Re: [REGRESSION] x86/cpu fsgsbase breaks TLS in 32 bit rr tracees on a 64 bit system
From: Andy Lutomirski
Date: Tue Aug 25 2020 - 12:12:58 EST
> On Aug 24, 2020, at 5:46 PM, Kyle Huey <me@xxxxxxxxxxxx> wrote:
>
> On Mon, Aug 24, 2020 at 5:31 PM Andy Lutomirski <luto@xxxxxxxxxx> wrote:
>>
>>> On Mon, Aug 24, 2020 at 4:52 PM H. Peter Anvin <hpa@xxxxxxxxx> wrote:
>>>
>>> On 2020-08-24 14:10, Andy Lutomirski wrote:
>>>>
>>>> PTRACE_READ_SEGMENT_DESCRIPTOR to read a segment descriptor.
>>>>
>>>> PTRACE_SET_FS / PTRACE_SET_GS: Sets FS or GS and updates the base accordingly.
>>>>
>>>> PTRACE_READ_SEGMENT_BASE: pass in a segment selector, get a base out.
>>>> You would use this to populate the base fields.
>>>>
>>>> or perhaps a ptrace SETREGS variant that tries to preserve the old
>>>> base semantics and magically sets the bases to match the selectors if
>>>> the selectors are nonzero.
>>>>
>>>> Do any of these choices sound preferable to any of you?
>>>>
>>>
>>> My suggestion would be to export the GDT and LDT as a (readonly or mostly
>>> readonly) regset(s) rather than adding entirely new operations. We could allow
>>> the LDT and the per-thread GDT entries to be written, subject to the same
>>> limitations as the corresponding system calls.
>>>
>>
>> That seems useful, although we'd want to do some extensive
>> sanitization of the GDT. But maybe it's obnoxious to ask Kyle and
>> Robert to parse the GDT, LDT, and selector just to emulate the
>> demented pre-5.9 ptrace() behavior.
>>
>> --Andy
>
> We've already addressed the main issue on rr's side[0]. The only
> outstanding issue is that if you record a trace with 32 bit programs
> on a pre-5.9 64 bit kernel and then try to replay it on 5.9 it won't
> work. If you hit this case rr will print an error message telling you
> to boot your 5.9 kernel with nofsgsbase if you want to replay the
> trace. I think that's probably sufficient. 32 bit is legacy stuff we
> don't care that much about anyways, replaying traces on a different
> kernel/machine has always been a bit dicey, and if you absolutely must
> do it there is a workaround.
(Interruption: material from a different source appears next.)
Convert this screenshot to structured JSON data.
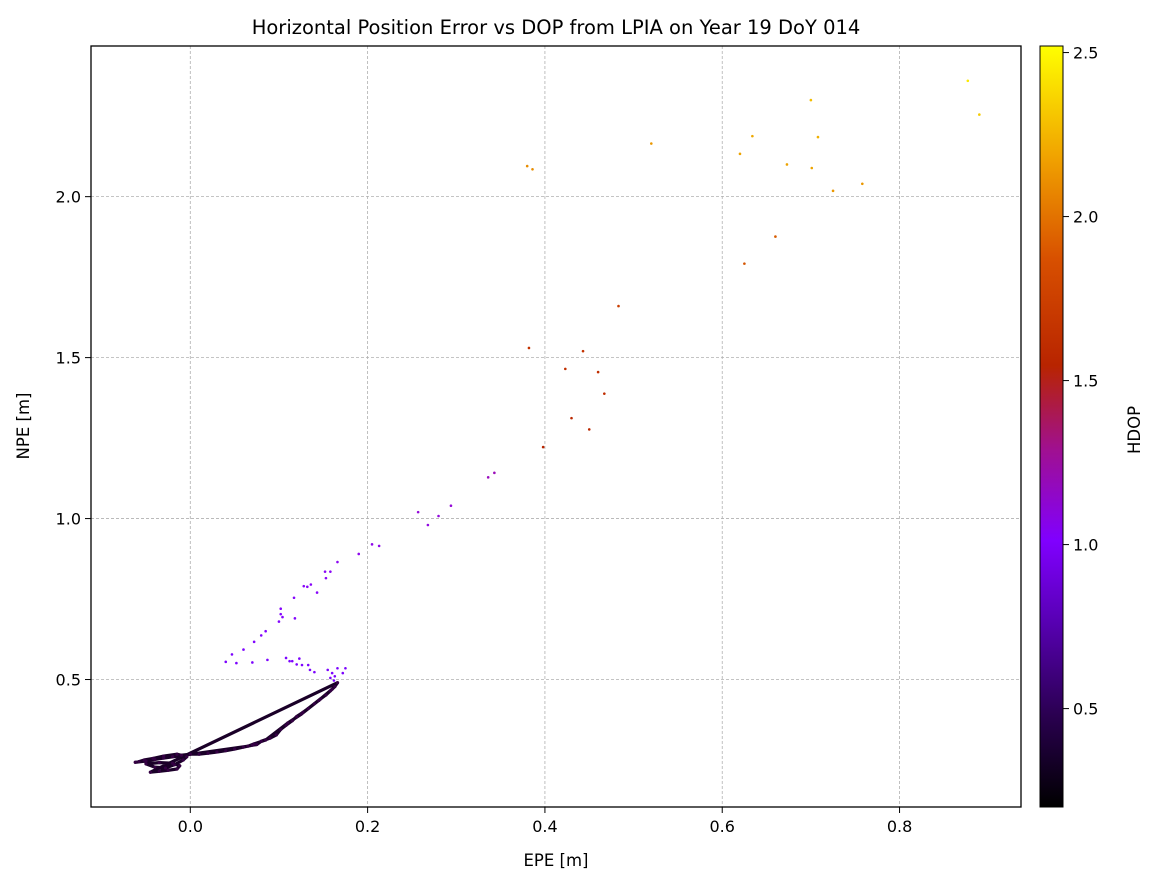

I'm not inclined to do much work to
> support the narrow remaining case.
>
> - Kyle
>
> [0] Namely, we're tracking fs/gsbase for 32 bit tracees on 64 bit
> kernels where the fs/gsbase instructions work in new recordings now:
> https://github.com/mozilla/rr/commit/c3292c75dbd8c9ce5256496108965c0442424eef
I don’t like this at all. Your behavior really shouldn’t depend on
whether the new instructions are available. Also, some day I would
like to change Linux to have the new behavior even if FSGSBASE
instructions are not available, and this will break rr again. (The
current !FSGSBASE behavior is an ugly optimization of dubious value.
I would not go so far as to describe it as correct.)
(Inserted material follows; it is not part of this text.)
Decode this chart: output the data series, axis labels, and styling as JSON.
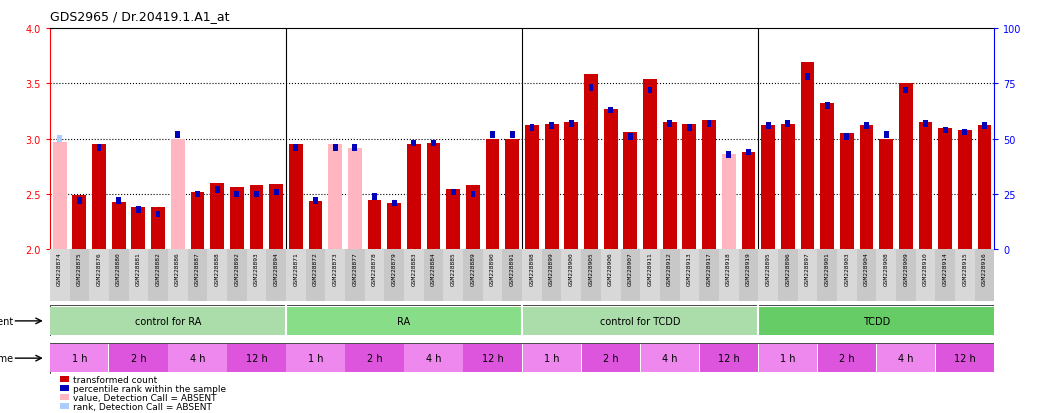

I would suggest you do one of the following things:
1. Use int $0x80 directly to load 32-bit regs into a child. This
might dramatically simplify your code and should just do the right
thing.
2. Something like your patch but make it unconditional.
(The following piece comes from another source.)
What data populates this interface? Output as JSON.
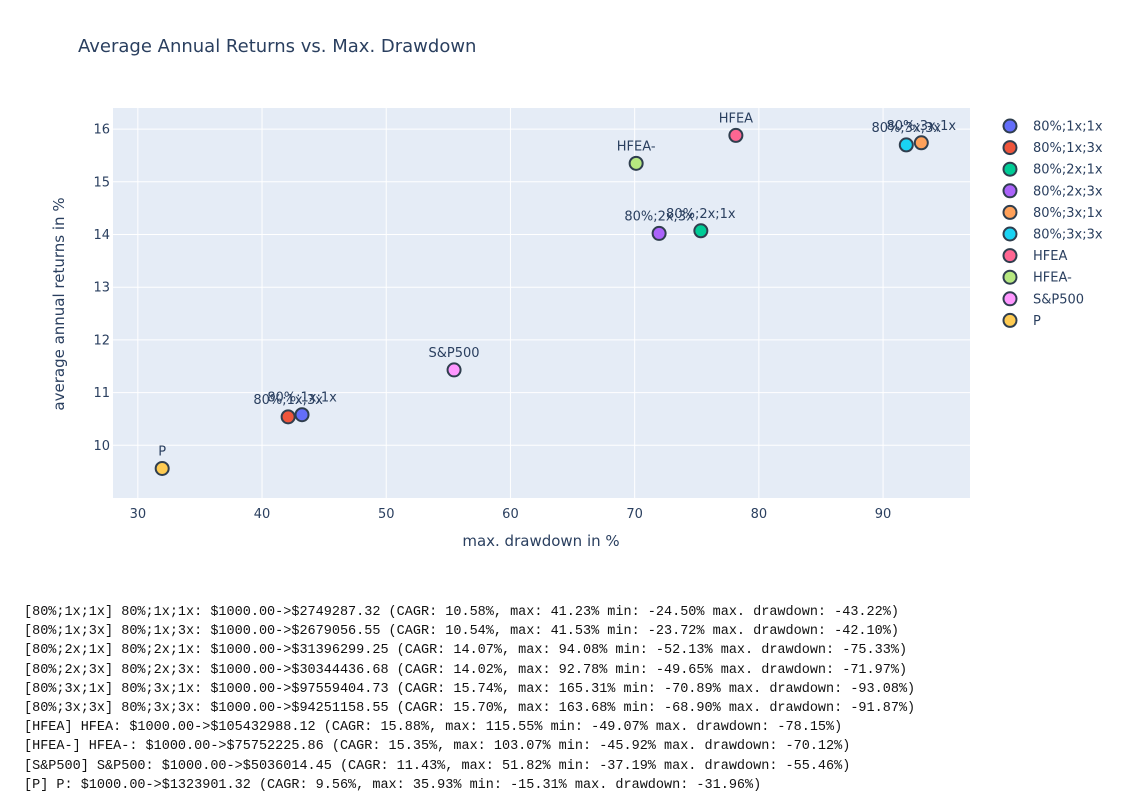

3. Ask for, and receive, real kernel support for setting FS and GS in
the way that 32-bit code expects.
Also, for other x86 kernel folks playing along, WTF is
task_user_regset_vew() about? It has eight callers, in two groups,
and as far as I can tell every single call returns &user_x86_64_view
because it's only called in the 64-bit and x32 syscall paths, and
those are only reachable using the 64-bit SYSCALL instruction. I
suppose the exception is if someone ptraces the ptracer and changes CS
at syscall entry. In any case, if task_user_regset_view() ever
returns anything else, the code will malfunction. I'll send a patch
to get rid of it.
--Andy